This project is a 4-y effort focused on the effects of Ocean Acidification (OA) on coral reefs at multiple spatial and functional scales. The project focuses on the corals, calcified algae, and coral reefs of Moorea, French Polynesia, establishes baseline community-wide calcification data for the detection of OA effects on a decadal-scale, and builds on the research context and climate change focus of the Moorea Coral Reef LTER. The project goals will be attained by combining the skills of scientists with expertise in tropical algal ecophysiology and coral ecophysiology and will establish a post-doctoral, graduate, and undergraduate mentoring program to accomplish the field experimentation. The project addresses one of the most significant contemporary issues in marine science (OA), capitalizes on the research commitment of the NSF LTER program, and will help to ensure that the US maintains a pivotal role in the global effort to understand OA.
Intellectual Merit. While coral reefs have undergone unprecedented changes in community structure in the past 50 y, they now may be exposed to their gravest threat since the Triassic. This threat is increasing atmospheric CO2, which equilibrates with seawater and causes ocean acidification (OA). In the marine environment, the resulting decline in carbonate saturation state (Omega) makes it energetically less feasible for calcifying taxa to mineralize; this is a major concern for coral reefs. It is possible that the scleractinian architects of reefs will cease to exist as a mineralized taxon within a century, and that calcifying algae will be severely impaired. While there is a rush to understand these effects and make recommendations leading to their mitigation, these efforts are influenced strongly by the notion that the impacts of pCO2 (which causes Omega to change) on calcifying taxa, and the mechanisms that drive them, are well-known. The investigators believe that many of the key processes of mineralization on reefs that are potentially affected by OA are only poorly known and that current knowledge is inadequate to support the scaling of OA effects to the community level. It is vital to measure organismal-scale calcification of key taxa, elucidate the mechanistic bases of these responses, evaluate community scale calcification, and finally, to conduct focused experiments to describe the functional relationships between these scales of mineralization.
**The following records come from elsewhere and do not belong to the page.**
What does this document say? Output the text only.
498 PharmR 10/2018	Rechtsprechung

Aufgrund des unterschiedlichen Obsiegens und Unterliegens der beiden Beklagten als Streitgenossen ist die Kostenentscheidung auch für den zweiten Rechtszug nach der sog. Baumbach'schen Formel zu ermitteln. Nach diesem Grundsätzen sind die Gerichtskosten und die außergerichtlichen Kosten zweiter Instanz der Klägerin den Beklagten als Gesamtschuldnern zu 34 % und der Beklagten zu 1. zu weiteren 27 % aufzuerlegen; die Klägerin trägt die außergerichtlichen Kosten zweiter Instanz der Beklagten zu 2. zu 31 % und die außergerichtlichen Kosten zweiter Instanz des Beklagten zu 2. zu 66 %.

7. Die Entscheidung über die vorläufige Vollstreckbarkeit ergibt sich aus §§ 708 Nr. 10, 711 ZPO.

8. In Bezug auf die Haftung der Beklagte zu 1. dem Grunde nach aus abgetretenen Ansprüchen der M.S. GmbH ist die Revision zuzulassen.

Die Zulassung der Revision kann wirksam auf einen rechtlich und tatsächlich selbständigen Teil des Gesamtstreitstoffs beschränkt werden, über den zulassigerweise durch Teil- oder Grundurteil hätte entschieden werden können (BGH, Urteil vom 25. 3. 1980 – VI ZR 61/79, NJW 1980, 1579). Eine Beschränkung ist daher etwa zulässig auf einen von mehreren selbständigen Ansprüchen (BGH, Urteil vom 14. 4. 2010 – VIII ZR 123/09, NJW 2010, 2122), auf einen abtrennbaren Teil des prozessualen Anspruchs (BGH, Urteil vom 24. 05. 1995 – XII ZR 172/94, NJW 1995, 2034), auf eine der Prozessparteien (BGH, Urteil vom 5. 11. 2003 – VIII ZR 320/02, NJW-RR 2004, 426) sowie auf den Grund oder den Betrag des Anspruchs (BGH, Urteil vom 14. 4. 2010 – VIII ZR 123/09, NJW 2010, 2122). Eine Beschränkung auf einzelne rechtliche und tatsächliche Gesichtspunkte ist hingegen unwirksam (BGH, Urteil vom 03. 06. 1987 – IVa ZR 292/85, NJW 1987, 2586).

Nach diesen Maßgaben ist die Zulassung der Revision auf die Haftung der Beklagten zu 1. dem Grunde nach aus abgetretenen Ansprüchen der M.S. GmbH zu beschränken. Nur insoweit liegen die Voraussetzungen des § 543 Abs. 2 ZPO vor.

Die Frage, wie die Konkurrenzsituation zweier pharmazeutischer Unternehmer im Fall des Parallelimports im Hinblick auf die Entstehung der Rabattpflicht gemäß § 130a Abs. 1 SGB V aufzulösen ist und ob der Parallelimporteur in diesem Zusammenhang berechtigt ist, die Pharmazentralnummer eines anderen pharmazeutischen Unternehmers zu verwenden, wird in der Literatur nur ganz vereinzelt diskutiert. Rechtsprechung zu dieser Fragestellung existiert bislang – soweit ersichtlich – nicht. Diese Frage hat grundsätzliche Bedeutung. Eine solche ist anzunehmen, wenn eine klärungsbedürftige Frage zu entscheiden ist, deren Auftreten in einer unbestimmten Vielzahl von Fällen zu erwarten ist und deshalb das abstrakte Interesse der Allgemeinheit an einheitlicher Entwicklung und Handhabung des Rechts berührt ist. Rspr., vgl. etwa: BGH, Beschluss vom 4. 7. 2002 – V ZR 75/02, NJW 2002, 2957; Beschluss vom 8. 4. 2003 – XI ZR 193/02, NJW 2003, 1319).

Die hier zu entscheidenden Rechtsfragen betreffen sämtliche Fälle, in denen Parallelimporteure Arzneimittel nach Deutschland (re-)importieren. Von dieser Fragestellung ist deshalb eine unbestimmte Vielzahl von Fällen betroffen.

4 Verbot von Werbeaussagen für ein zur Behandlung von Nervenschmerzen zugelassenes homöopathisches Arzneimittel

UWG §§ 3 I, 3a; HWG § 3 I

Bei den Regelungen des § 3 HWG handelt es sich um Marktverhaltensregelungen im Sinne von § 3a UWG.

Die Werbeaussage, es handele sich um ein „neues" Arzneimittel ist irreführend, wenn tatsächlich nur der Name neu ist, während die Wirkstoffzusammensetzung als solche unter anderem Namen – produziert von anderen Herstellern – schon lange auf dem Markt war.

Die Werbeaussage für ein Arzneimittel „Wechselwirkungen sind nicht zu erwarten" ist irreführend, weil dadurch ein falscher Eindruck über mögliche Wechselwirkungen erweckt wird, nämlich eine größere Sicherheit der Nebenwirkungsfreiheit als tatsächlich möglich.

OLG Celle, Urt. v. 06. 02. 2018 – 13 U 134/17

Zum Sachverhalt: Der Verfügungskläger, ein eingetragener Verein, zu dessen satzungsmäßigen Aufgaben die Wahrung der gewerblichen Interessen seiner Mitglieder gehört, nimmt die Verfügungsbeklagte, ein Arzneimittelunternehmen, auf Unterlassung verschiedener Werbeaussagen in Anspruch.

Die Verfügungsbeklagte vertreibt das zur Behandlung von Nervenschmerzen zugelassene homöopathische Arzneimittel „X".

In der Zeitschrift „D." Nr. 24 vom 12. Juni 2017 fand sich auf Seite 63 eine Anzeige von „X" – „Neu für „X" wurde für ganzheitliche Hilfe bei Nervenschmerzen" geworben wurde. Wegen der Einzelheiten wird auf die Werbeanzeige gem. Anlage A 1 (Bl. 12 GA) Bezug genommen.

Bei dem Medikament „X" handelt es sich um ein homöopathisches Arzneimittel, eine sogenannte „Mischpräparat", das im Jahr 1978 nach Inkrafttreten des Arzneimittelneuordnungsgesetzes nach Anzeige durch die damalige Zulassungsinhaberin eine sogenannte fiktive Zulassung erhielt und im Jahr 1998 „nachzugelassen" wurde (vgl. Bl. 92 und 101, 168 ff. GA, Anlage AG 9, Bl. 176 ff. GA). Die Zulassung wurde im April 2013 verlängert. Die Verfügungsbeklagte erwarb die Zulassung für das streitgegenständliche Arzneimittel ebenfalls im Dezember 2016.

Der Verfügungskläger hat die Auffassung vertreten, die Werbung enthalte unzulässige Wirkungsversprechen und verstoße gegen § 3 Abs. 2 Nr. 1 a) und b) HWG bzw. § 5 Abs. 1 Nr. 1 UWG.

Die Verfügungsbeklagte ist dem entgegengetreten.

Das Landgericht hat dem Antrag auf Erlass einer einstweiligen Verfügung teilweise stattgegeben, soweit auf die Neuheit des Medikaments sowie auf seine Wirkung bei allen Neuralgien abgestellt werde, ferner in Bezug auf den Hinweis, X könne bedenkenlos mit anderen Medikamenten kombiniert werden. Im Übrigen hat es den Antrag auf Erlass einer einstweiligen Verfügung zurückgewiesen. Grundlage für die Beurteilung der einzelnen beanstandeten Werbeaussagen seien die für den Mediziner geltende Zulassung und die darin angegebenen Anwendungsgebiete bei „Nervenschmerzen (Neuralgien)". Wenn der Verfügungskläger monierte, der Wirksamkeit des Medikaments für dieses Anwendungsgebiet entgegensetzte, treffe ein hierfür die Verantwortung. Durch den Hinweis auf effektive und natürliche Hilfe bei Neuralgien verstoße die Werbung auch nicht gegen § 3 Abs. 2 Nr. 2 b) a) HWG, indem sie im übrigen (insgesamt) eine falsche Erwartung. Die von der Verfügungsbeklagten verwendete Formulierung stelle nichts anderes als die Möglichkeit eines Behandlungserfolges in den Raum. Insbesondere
This project is a hypothesis-driven approach to compare the effects of OA on reef taxa and coral reefs in Moorea. The PIs will utilize microcosms to address the impacts and mechanisms of OA on biological processes, as well as the ecological processes shaping community structure. Additionally, studies of reef-wide metabolism will be used to evaluate the impacts of OA on intact reef ecosystems, to provide a context within which the experimental investigations can be scaled to the real world, and critically, to provide a much needed reference against which future changes can be gauged. Importantly, this proposal addresses several of the high priority recommendations of NSF-sponsored workshops and recent reviews of ocean acidification.
Significance and Broader Impacts. The significance of this project lies in the current inability of the scientific community to accurately predict the effects of OA on coral reefs. The broader significance and impact of this research is to blend two approaches, a response of organisms to environmental chemistry versus ecological competition and multiple forcing at both organismal and community scales. The data also will provide a baseline for repeated investigations in the coming decades. In addition to conventional broader impacts including the mentoring of postdocs, graduate students, undergraduates, and technicians, CSUN is designated as an Hispanic-serving institution, which will ensure that the research will reach beyond the traditional demographics dominating scientific disciplines in the US. The labs of the co-PIs are integrated within a framework of K-12 education (including teachers and their students), and a mentoring program that forges interactions among children, university faculty, and graduate students. In the field, the Gump Research Station interacts with the Polynesian community through the At'itia cultural center that provides a locus for educational activities.